Somatostatin-dopamine Chimeric Ligand
A functional interaction between D2R and SSTR-5 has been reported recently, with the subsequent development of a new chimeric compound containing structural elements of both somatostatin and dopamine, that is, dopastatin. The exact mechanism by which combined somatostatin-dopamine treatment has a synergistic effect on GH suppression is not completely clear, but Saveanu et al. suggested crosstalk of the G-coupled receptors or dimerization on the cell membrane/postmembrane level. Nonclinical pharmacological studies have shown that dopastatin is more potent and more effective than octreotide alone or octreotide in combination with cabergoline in suppressing GH secretion, and thus seems a promising approach for acromegaly treatment. Patients who express both SSRT-2 and D2R should be especially suitable for this treatment. As a note of caution, however, a discrepancy between the presence of a receptor profile SSTR/D2R and the limited efficacy of an agonist drug has been reported.

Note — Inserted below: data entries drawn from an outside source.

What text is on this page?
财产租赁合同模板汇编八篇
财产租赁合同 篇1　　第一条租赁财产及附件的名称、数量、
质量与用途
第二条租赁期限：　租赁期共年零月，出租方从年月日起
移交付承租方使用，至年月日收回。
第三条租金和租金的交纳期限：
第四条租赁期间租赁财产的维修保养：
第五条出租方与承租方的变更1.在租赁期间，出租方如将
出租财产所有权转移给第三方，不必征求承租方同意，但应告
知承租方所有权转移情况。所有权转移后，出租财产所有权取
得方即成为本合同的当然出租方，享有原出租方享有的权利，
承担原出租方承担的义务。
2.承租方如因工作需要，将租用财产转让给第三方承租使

After encouraging in vitro results, a study to assess the efficacy and safety of the repeated administration of dopastatin (BIM-23A760) in patients with acromegaly is presently underway in a Phase II multinational clinical trial (www.clinicaltrials.gov).

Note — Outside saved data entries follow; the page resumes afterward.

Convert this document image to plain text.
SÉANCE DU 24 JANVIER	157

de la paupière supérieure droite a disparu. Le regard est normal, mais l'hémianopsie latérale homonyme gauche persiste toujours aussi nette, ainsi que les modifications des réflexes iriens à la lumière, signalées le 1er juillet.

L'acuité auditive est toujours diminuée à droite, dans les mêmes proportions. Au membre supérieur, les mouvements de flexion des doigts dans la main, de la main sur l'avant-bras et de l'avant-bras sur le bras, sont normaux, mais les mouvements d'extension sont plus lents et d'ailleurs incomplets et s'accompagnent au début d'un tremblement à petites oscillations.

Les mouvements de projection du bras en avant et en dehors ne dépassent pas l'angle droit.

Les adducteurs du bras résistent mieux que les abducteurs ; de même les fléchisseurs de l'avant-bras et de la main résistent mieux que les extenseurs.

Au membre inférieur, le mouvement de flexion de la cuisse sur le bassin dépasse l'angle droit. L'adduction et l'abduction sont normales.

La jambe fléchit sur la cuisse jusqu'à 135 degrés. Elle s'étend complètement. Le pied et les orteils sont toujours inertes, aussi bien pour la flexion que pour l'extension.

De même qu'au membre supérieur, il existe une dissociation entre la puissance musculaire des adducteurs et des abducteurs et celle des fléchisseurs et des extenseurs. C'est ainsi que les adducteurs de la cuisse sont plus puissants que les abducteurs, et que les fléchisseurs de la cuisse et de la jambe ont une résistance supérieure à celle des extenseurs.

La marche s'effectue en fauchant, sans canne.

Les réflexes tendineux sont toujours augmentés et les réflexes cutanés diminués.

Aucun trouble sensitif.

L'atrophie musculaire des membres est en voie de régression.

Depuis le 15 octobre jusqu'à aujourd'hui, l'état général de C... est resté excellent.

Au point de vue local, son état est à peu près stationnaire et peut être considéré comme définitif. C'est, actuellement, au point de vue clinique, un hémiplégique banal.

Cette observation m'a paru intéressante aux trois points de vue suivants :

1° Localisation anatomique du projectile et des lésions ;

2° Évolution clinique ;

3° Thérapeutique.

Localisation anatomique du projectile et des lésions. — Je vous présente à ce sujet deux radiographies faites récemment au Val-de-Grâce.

Extended Delivery of Octreotide Including Octreotide Implants
Another exciting area of research involves changing the delivery system. A Hydron implant delivering octreotide for up to 6 months has been analyzed recently. Two Phase I/II clinical studies have evaluated the pharmacokinetics, efficacy, safety, and drug release characteristics of this octreotide implant in 45 patients with a full or partial response to octreotide. The implant maintained GH at < 5 ng/ml in 94% of patients and achieved normal IGF-I in 60% of patients as compared with octreotide LAR (83% and 51% of patients, respectively). There were no serious or severe adverse events, and all patients completed the study. These results suggest a possible improvement over currently used daily and monthly formulations of octreotide. The implant delivery system is being studied in Phase III multinational clinical trials (www.clinicaltrials.gov).
Overall, it remains to be determined where all of these new therapies will ultimately fit into the treatment paradigm.